Marlene Gonçalves não usou meias palavras para criticar a política adotada pelas prefeituras na elaboração do Plano de Cargos, Carreiras e Vencimentos: “Ele tem necessariamente que contemplar os anseios dos servidores, ao mesmo tempo em que promove melhora da qualidade no serviço público”.

Felipe Assis - FESEMPRE
30/08/2010 • 15:38


A sindicalista adverte que o PCCV não deve ser confundido com projeto para aumento salarial. Deve primeiramente estruturar a carreira de forma estimuladora.

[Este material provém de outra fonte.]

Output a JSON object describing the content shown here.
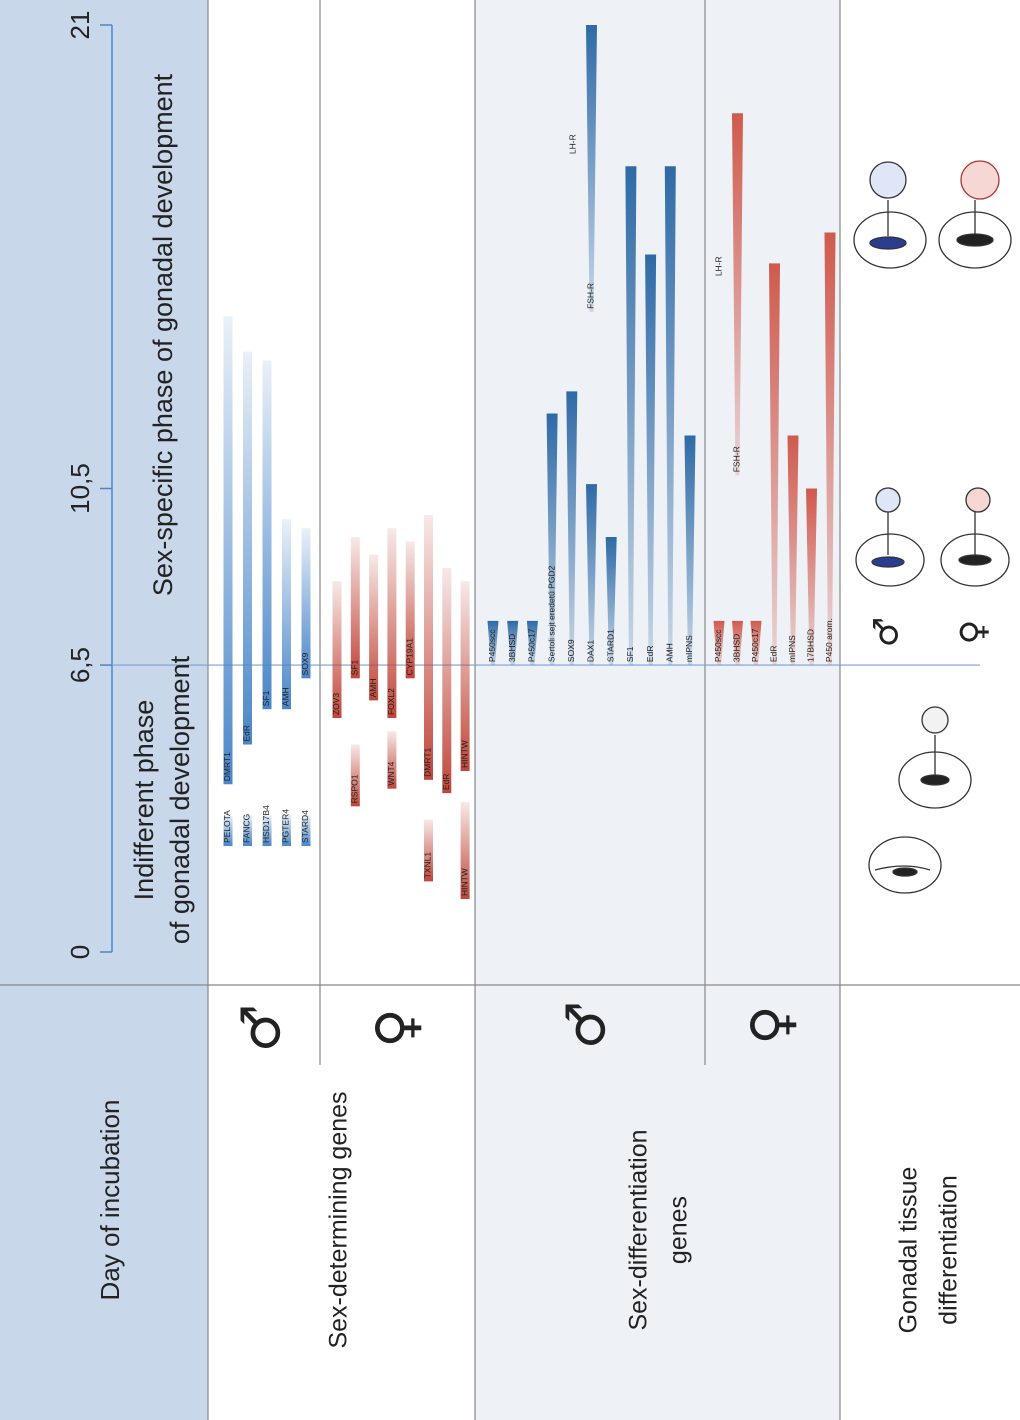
{
  "axis": {
    "lim": [
      0,
      21
    ],
    "ticks": [
      0,
      {
        "value": 6.5,
        "label": "6,5"
      },
      {
        "value": 10.5,
        "label": "10,5"
      },
      21
    ]
  },
  "header": {
    "title": "Day of incubation",
    "phases": [
      [
        "Indifferent phase",
        "of gonadal development"
      ],
      [
        "Sex-specific phase of gonadal development"
      ]
    ]
  },
  "sections": [
    {
      "label": [
        "Sex-determining genes"
      ],
      "shape": "bar",
      "groups": [
        {
          "symbol": "♂",
          "color": "#4a86c8",
          "columns": [
            [
              {
                "name": "PELOTA",
                "start": 2.4,
                "end": 3.1
              },
              {
                "name": "DMRT1",
                "start": 3.8,
                "end": 14.4
              }
            ],
            [
              {
                "name": "FANCG",
                "start": 2.4,
                "end": 3.1
              },
              {
                "name": "EdR",
                "start": 4.7,
                "end": 13.6
              }
            ],
            [
              {
                "name": "HSD17B4",
                "start": 2.4,
                "end": 3.1
              },
              {
                "name": "SF1",
                "start": 5.5,
                "end": 13.4
              }
            ],
            [
              {
                "name": "PGTER4",
                "start": 2.4,
                "end": 3.1
              },
              {
                "name": "AMH",
                "start": 5.5,
                "end": 9.8
              }
            ],
            [
              {
                "name": "STARD4",
                "start": 2.4,
                "end": 3.1
              },
              {
                "name": "SOX9",
                "start": 6.2,
                "end": 9.6
              }
            ]
          ]
        },
        {
          "symbol": "♀",
          "color": "#c0463a",
          "columns": [
            [
              {
                "name": "ZOV3",
                "start": 5.3,
                "end": 8.4
              }
            ],
            [
              {
                "name": "RSPO1",
                "start": 3.3,
                "end": 4.7
              },
              {
                "name": "SF1",
                "start": 6.2,
                "end": 9.4
              }
            ],
            [
              {
                "name": "AMH",
                "start": 5.7,
                "end": 9.0
              }
            ],
            [
              {
                "name": "WNT4",
                "start": 3.7,
                "end": 5.0
              },
              {
                "name": "FOXL2",
                "start": 5.3,
                "end": 9.6
              }
            ],
            [
              {
                "name": "CYP19A1",
                "start": 6.2,
                "end": 9.3
              }
            ],
            [
              {
                "name": "TXNL1",
                "start": 1.6,
                "end": 3.0
              },
              {
                "name": "DMRT1",
                "start": 3.9,
                "end": 9.9
              }
            ],
            [
              {
                "name": "EdR",
                "start": 3.6,
                "end": 8.7
              }
            ],
            [
              {
                "name": "HINTW",
                "start": 1.2,
                "end": 3.4
              },
              {
                "name": "HINTW",
                "start": 4.1,
                "end": 8.4
              }
            ]
          ]
        }
      ]
    },
    {
      "label": [
        "Sex-differentiation",
        "genes"
      ],
      "shape": "wedge",
      "groups": [
        {
          "symbol": "♂",
          "color": "#2f6aa6",
          "columns": [
            [
              {
                "name": "P450scc",
                "start": 6.5,
                "end": 7.5
              }
            ],
            [
              {
                "name": "3BHSD",
                "start": 6.5,
                "end": 7.5
              }
            ],
            [
              {
                "name": "P450c17",
                "start": 6.5,
                "end": 7.5
              }
            ],
            [
              {
                "name": "Sertoli sejt eredetű PGD2",
                "start": 6.5,
                "end": 12.2
              }
            ],
            [
              {
                "name": "SOX9",
                "start": 6.5,
                "end": 12.7
              }
            ],
            [
              {
                "name": "DAX1",
                "start": 6.5,
                "end": 10.6
              },
              {
                "name": "FSH-R",
                "start": 14.5,
                "end": 21,
                "upper": "LH-R"
              }
            ],
            [
              {
                "name": "STARD1",
                "start": 6.5,
                "end": 9.4
              }
            ],
            [
              {
                "name": "SF1",
                "start": 6.5,
                "end": 17.8
              }
            ],
            [
              {
                "name": "EdR",
                "start": 6.5,
                "end": 15.8
              }
            ],
            [
              {
                "name": "AMH",
                "start": 6.5,
                "end": 17.8
              }
            ],
            [
              {
                "name": "mIPNS",
                "start": 6.5,
                "end": 11.7
              }
            ]
          ]
        },
        {
          "symbol": "♀",
          "color": "#d05a4e",
          "columns": [
            [
              {
                "name": "P450scc",
                "start": 6.5,
                "end": 7.5
              }
            ],
            [
              {
                "name": "3BHSD",
                "start": 6.5,
                "end": 7.5
              },
              {
                "name": "FSH-R",
                "start": 10.8,
                "end": 19.0,
                "upper": "LH-R"
              }
            ],
            [
              {
                "name": "P450c17",
                "start": 6.5,
                "end": 7.5
              }
            ],
            [
              {
                "name": "EdR",
                "start": 6.5,
                "end": 15.6
              }
            ],
            [
              {
                "name": "mIPNS",
                "start": 6.5,
                "end": 11.7
              }
            ],
            [
              {
                "name": "17BHSD",
                "start": 6.5,
                "end": 10.5
              }
            ],
            [
              {
                "name": "P450 arom.",
                "start": 6.5,
                "end": 16.3
              }
            ]
          ]
        }
      ]
    }
  ],
  "tissue": {
    "label": [
      "Gonadal tissue",
      "differentiation"
    ],
    "symbols": [
      "♂",
      "♀"
    ]
  }
}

A perspectiva de carreira deve ser alvo primordial na construção de um PCCV. Mas, ao contrário, o que se vê hoje são cada vez mais servidores desestimulados, desinteressados de suas profissões e atendo-se a elas apenas por falta de opção.

 

“Cada servidor deveria enxergar o PCCV como uma escada sobre a qual pode subir. A carreira deveria ser um estímulo à qualificação profissional e educacional do servidor, levando-o à satisfação pessoal, situação que se refletiria na melhora da qualidade do serviço público, objetivo do Município”, analisou Marlene Gonçalves.

 

A qualidade do serviço público, segundo ela, deve ser tomada sob o ponto de vista da população, ou seja, daquela que é pagadora de impostos e usuária do sistema público. “Não podemos esquecer, no entanto, que os servidores são também usuários dos mesmos serviços que prestam e, logo, devem ser elementos privilegiados no momento de construção do PCCV, já que possuem uma visão panorâmica de toda a situação do serviço público, tanto do ponto de vista interno, como servidores, como do ponto de visa externo, como usuários”.

 

Defendendo critérios claros de crescimento na carreira, a diretora da FESEMPRE e membro do SINDSETO sugere que as prefeituras levem em conta aspectos técnicos e profissionais no momento de elaborar o PL de estruturação do PCCV, expurgando toda e qualquer pessoalidade ou critérios políticos que atendam a demandas partidárias contrárias ao objetivo público do Estado.

 

“O PCCV deve ser instrumento de melhoria nas atuais condições de trabalho e não ser instrumento de retirada de direitos históricos da categoria, já que seria, no caso, mais um elemento na degeneração do serviço público”.

 

Remuneração constitucional

 

Exímia conhecedora da Lei Federal nº 11.738/2008, que dispõe sobre o piso salarial do magistério, Gonçalves é peça chave para a FESEMPRE desenvolver ações estratégicas que auxiliem os professores das redes municipais e estaduais a obter remuneração condizente com a legalidade.

 

Ela ressalta que o PCCV não pode ser confundido com projeto de aumento salarial. “Os degraus a serem galgados não podem significar apenas melhora salarial numa porcentagem determinada, mas devem significar uma melhora na qualificação da função a ser desempenhada, o que significa, automaticamente, melhoria salarial”.